Student Learning Goals

At the completion of this course, the student will be able to:

·         Identify and understand varied characteristics of literature

·         Apply techniques of literary analysis to texts

·         Use literary study to develop skills in careful reading and clear writing

·         Demonstrate understanding of the diverse social and historical contexts in which literary texts have been written and interpreted

General Expectations

·         Courses will be broad and foundational in nature; they will not assume extensive previous knowledge

Courses will satisfy most (if not all) of these guidelines

 

The purpose of this course is to make you familiar with the authors and the works that are covered.
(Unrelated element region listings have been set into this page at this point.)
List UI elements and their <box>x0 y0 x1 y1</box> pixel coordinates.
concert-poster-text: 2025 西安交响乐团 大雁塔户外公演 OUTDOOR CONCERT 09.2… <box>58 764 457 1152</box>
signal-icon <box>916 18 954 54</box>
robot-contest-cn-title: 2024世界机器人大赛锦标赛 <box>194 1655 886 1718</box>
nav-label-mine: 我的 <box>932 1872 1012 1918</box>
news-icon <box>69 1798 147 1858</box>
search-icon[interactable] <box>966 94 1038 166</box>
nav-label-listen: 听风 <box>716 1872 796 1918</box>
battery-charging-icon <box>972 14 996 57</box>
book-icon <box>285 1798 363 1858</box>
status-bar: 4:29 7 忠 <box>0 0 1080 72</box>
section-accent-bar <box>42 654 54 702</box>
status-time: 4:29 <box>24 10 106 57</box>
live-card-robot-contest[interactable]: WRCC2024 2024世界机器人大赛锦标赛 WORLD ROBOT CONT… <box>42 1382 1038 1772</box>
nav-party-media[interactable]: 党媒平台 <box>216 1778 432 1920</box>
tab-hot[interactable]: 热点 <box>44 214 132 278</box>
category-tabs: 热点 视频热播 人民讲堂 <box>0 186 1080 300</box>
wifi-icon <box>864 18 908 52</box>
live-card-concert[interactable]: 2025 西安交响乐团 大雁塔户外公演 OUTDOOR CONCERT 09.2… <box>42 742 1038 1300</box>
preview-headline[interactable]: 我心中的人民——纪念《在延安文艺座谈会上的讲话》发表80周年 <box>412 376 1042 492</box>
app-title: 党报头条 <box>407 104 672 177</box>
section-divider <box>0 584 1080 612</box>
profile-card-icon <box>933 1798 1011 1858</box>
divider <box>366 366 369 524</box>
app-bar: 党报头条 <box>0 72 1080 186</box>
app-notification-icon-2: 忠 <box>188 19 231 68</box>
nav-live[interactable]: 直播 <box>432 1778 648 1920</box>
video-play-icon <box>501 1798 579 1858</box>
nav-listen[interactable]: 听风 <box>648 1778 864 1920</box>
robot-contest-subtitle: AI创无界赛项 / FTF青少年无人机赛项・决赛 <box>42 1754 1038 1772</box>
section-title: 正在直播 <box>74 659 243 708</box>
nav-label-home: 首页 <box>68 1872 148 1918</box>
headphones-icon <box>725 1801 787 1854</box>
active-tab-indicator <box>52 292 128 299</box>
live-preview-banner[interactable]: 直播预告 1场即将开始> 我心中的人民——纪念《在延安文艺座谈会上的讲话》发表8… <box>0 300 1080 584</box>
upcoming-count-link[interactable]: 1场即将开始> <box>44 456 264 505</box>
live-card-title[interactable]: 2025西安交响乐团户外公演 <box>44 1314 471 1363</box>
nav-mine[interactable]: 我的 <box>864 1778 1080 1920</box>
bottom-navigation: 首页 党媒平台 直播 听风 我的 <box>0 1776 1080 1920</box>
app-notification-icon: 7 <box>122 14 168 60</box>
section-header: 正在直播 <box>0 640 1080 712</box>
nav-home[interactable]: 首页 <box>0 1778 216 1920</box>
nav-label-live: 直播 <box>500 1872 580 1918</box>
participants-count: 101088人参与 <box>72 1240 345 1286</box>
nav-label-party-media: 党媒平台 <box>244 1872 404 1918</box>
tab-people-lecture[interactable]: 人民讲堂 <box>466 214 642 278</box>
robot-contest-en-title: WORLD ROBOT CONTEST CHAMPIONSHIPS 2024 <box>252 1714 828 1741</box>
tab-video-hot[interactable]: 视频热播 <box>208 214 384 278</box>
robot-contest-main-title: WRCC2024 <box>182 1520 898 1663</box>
The main emphasis is on the works themselves, but enough biographical, historical, and cultural background will be supplied to give some sense of a connecting context and to make the works comprehensible. The “outcome” of the course ought to be that you will be better acquainted with British Literature from the period than you were before you took the course, and that your own writing will be better.

 

Written assignments are to be finished pieces of writing, neatly typed, with margins and with lines double-spaced. The assignments should be revised so as to correct grammar, usage, and punctuation. For guidelines, please see William Strunk’s Elements of Style, a free copy of which can be found on the Internet at this address: http://www.bartleby.com/141/index.html (You can also get there via my web site, the address for which is: http://www.uncg.edu/~htkirbys/   Click on “sites helpful to students” there).

 

Tests will consist of short quotations from poems covered in the course. All such passages will be given special attention in class. To get any credit for any question, you must correctly identify the poet who wrote it, just to start with. Some students have found that a good way to review for these tests is to xerox the poems covered and cut up the xerox copies to make flash cards, with comments on the poems on the back of the cards or sheets (and with the poet’s name removed from the passage, of course.)

 

The final grade for the course will be based approximately 50% on tests and 50% on written work, but no one whose test grades average out to less than passing will pass the course, and no one who fails to turn in most of the papers will pass either.

 

Every test and every writing assignment will be graded promptly, but you must come to my office, second floor of the Foust Building, next door to McIver, office 200A, go over it. I will be in that office most of the day except when I am teaching my classes, which are at 9-10 MWF, 11-12 MWF, and ll-12:30 TTh. I usually get there by 8 a.m. and often stay until 5 p.m., so there is no excuse for not coming by to discuss your work, which will only take about 5 minutes. You will not receive credit for work that is not discussed and not picked up.

 

Regular class attendance is expected. Anyone who misses no more than three classes in the semester, for any reason, will be allowed a grade bonus on the final grade, changing a C+ to a B-, for example. Anyone forced to miss more than three classes will just have to study harder. Any student who has failed more than one test or assignment, and who has missed more than one class out of four up to that point without a written excuse, will be dropped from the course. This includes the opening class meetings of the semester.

 

You are expected to get to class on time. Please adjust your schedule so as to make this possible. Repeated late arrival will count as absences. When in class, you are expected to pay attention and not to do anything to distract anyone else from paying attention. Distracting or disruptive behavior of any kind is grounds for being dropped from the course.